Não obstante, seguido anos de crescimento quantitativo e qualitativo de suas atividades, desde o final de 2016, com a aprovação da emenda constitucional nº 95 (EC-95), o orçamento da UFS tem sofrido cada vez mais cortes. Na última sexta-feira, 05/06, a imprensa notificou que o Ministério da Educação perderá, ano que vem, 4,1 bilhões de reais se comparado com o orçamento de 2020.
Soma-se ao cenário orçamentário o fato de, desde o ano passado, o ministro da educação, Abraham Weintraub, realizar ataques verbais contra as universidades, a ponto de afirmar que os professores são “zebras gordas”, doutrinadores políticos e que nelas existem vasta plantação de maconha e produção de drogas químicas. No caso da UFS, o ex-ministro da Casa Civil, Onix Lorenzoni, chegou a difamá-la publicamente, situação que mexeu com o brio do sergipano.
Além disso, tem sido cada vez mais comum a intervenção do MEC na escolha dos reitores e vice-reitores das universidades federais. Desde o governo FHC (PSDB), o primeiro nome que compõe a lista tríplice é acatado pelo presidente. Contudo, o MEC tem rompido com essa tradição ou, de forma mais abrupta, nomeia um dirigente alinhado politicamente as diretrizes do atual governo federal.
Se o cenário de estrangulamento orçamentário, o desrespeito e a escalada antidemocrática têm sido cada vez mais evidente no interior das universidades, o MEC apresentou, ao Congresso Nacional, a proposta do Future-se, projeto amplamente rechaçado pela comunidade universitária e que, entre outras medidas, pretende asfixiar a autonomia administrativa, didática e financeira das federais.

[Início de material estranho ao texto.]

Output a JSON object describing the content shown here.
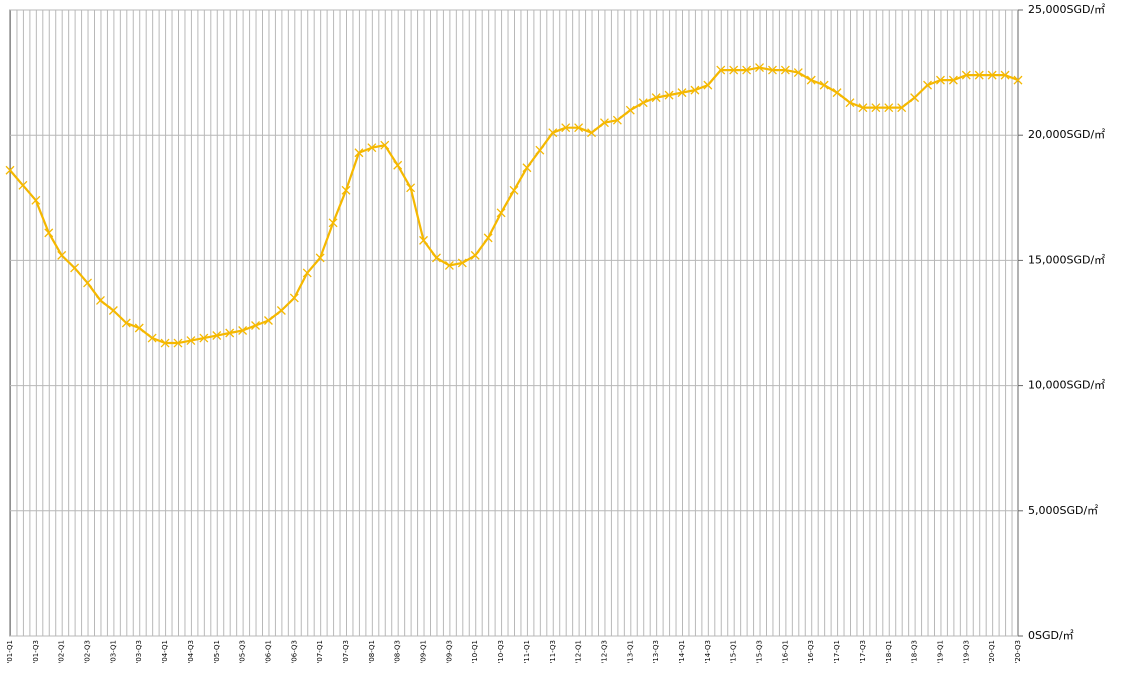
{
  "chart_data": {
    "type": "line",
    "categories": [
      "'01-Q1",
      null,
      "'01-Q3",
      null,
      "'02-Q1",
      null,
      "'02-Q3",
      null,
      "'03-Q1",
      null,
      "'03-Q3",
      null,
      "'04-Q1",
      null,
      "'04-Q3",
      null,
      "'05-Q1",
      null,
      "'05-Q3",
      null,
      "'06-Q1",
      null,
      "'06-Q3",
      null,
      "'07-Q1",
      null,
      "'07-Q3",
      null,
      "'08-Q1",
      null,
      "'08-Q3",
      null,
      "'09-Q1",
      null,
      "'09-Q3",
      null,
      "'10-Q1",
      null,
      "'10-Q3",
      null,
      "'11-Q1",
      null,
      "'11-Q3",
      null,
      "'12-Q1",
      null,
      "'12-Q3",
      null,
      "'13-Q1",
      null,
      "'13-Q3",
      null,
      "'14-Q1",
      null,
      "'14-Q3",
      null,
      "'15-Q1",
      null,
      "'15-Q3",
      null,
      "'16-Q1",
      null,
      "'16-Q3",
      null,
      "'17-Q1",
      null,
      "'17-Q3",
      null,
      "'18-Q1",
      null,
      "'18-Q3",
      null,
      "'19-Q1",
      null,
      "'19-Q3",
      null,
      "'20-Q1",
      null,
      "'20-Q3"
    ],
    "series": [
      {
        "color": "#f5b800",
        "values": [
          18600,
          18000,
          17400,
          16100,
          15200,
          14700,
          14100,
          13400,
          13000,
          12500,
          12300,
          11900,
          11700,
          11700,
          11800,
          11900,
          12000,
          12100,
          12200,
          12400,
          12600,
          13000,
          13500,
          14500,
          15100,
          16500,
          17800,
          19300,
          19500,
          19600,
          18800,
          17900,
          15800,
          15100,
          14800,
          14900,
          15200,
          15900,
          16900,
          17800,
          18700,
          19400,
          20100,
          20300,
          20300,
          20100,
          20500,
          20600,
          21000,
          21300,
          21500,
          21600,
          21700,
          21800,
          22000,
          22600,
          22600,
          22600,
          22700,
          22600,
          22600,
          22500,
          22200,
          22000,
          21700,
          21300,
          21100,
          21100,
          21100,
          21100,
          21500,
          22000,
          22200,
          22200,
          22400,
          22400,
          22400,
          22400,
          22200
        ]
      }
    ],
    "ylim": [
      0,
      25000
    ],
    "yticks": [
      {
        "value": 0,
        "label": "0SGD/㎡"
      },
      {
        "value": 5000,
        "label": "5,000SGD/㎡"
      },
      {
        "value": 10000,
        "label": "10,000SGD/㎡"
      },
      {
        "value": 15000,
        "label": "15,000SGD/㎡"
      },
      {
        "value": 20000,
        "label": "20,000SGD/㎡"
      },
      {
        "value": 25000,
        "label": "25,000SGD/㎡"
      }
    ],
    "grid": true
  }
}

Diante do atual cenário, espera-se que o colégio eleitoral organize a consulta pública e convoque a comunidade universitária para eleger o(a) futuro(a) reitor(a) e vice-reitor(a) da UFS.

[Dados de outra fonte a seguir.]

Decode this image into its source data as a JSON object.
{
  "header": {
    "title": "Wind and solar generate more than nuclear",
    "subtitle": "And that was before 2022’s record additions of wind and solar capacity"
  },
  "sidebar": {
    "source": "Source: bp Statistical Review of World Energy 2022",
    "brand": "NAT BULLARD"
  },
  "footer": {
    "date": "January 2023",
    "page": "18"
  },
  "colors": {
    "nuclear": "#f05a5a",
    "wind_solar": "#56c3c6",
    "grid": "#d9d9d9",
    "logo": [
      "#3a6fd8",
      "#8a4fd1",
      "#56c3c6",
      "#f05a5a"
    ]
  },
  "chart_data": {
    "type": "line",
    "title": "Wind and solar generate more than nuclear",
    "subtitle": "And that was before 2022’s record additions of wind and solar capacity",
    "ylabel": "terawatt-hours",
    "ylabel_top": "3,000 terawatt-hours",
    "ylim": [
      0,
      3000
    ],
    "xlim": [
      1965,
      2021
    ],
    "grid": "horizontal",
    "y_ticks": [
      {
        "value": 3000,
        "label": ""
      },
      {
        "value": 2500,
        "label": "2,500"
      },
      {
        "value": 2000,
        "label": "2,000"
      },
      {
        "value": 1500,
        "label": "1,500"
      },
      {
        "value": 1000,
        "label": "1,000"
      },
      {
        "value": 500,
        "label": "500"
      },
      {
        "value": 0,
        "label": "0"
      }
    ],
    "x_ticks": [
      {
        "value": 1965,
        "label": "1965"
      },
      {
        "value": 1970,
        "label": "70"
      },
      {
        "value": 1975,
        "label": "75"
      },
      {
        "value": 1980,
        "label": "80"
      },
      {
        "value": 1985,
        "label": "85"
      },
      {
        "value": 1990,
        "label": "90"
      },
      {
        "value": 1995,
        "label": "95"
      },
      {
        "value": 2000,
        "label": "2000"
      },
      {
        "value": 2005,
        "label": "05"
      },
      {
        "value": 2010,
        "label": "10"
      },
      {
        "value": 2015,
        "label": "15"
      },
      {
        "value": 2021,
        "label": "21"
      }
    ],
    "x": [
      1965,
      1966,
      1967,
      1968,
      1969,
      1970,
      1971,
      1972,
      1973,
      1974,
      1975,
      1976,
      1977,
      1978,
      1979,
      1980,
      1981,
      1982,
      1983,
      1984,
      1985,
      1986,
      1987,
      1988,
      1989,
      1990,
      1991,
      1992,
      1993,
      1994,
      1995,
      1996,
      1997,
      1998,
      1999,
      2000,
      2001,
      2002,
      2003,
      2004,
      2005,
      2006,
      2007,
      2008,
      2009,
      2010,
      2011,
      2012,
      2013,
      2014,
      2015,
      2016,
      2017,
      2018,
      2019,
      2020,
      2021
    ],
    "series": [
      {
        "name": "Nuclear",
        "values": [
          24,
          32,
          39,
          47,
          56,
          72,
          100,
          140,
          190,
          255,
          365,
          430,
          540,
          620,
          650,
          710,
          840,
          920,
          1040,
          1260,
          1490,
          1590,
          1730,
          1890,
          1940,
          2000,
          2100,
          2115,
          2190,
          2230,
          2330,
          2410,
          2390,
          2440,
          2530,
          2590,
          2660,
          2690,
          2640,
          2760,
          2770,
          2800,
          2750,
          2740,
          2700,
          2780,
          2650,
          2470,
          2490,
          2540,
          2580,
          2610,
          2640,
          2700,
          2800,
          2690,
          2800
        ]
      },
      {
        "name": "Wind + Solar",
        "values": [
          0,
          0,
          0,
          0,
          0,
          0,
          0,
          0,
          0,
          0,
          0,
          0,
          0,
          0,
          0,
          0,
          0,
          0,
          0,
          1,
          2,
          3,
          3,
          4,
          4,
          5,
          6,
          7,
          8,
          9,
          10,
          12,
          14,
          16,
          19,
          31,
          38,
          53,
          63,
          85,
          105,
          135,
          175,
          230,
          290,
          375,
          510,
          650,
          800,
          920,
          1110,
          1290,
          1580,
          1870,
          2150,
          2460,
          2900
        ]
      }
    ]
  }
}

De igual modo, torço que as candidaturas comprometidas com a democracia e o fortalecimento do caráter público e gratuito da UFS dialoguem entre si e construam um denominador comum. O risco de termos um dirigente máximo que apoie as políticas públicas restritivas e autoritárias do atual governo federal é real.
A UFS, após longo período de ampliação e qualificação, não pode colocar em risco o compromisso social da instituição. Pelo contrário, ela precisa continuar sendo o espaço de difusão e produção do conhecimento, para que a sociedade sergipana se sinta honrada por tê-la.

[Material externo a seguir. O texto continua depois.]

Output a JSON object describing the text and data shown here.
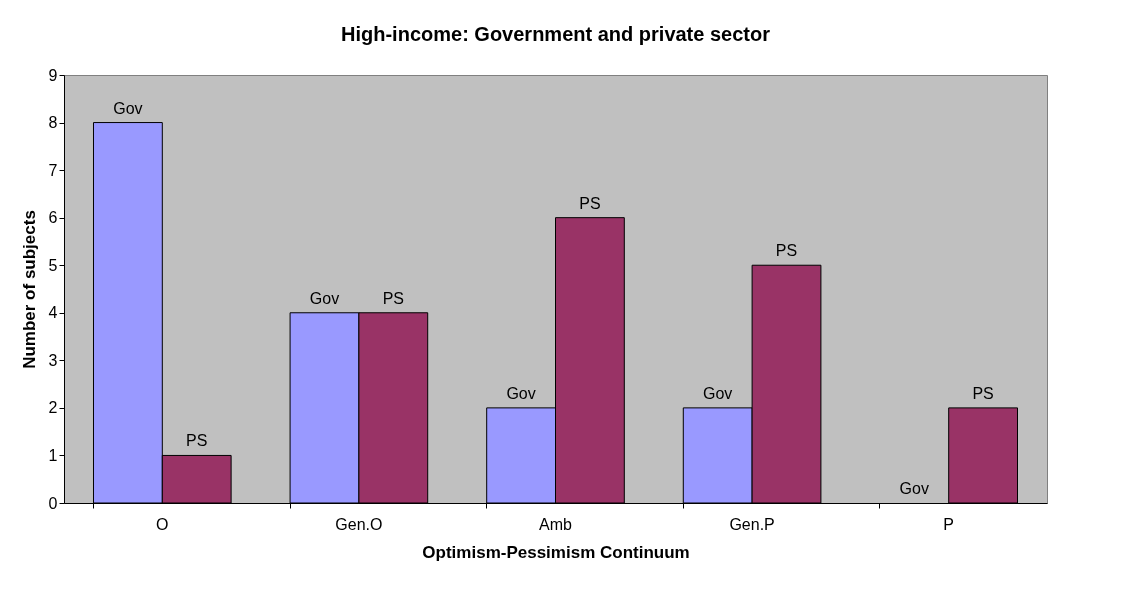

(*) Christian Lindberg Lopes do Nascimento é professor do Departamento de Filosofia da Universidade Federal de Sergipe (UFS). Graduado em Filosofia (UFS), doutor em Filosofia da Educação (UNICAMP) e pós-doutor em Educação (UNICAMP).
**Esse texto é de responsabilidade exclusiva do autor. Não reflete, necessariamente, a opinião do Só Sergipe.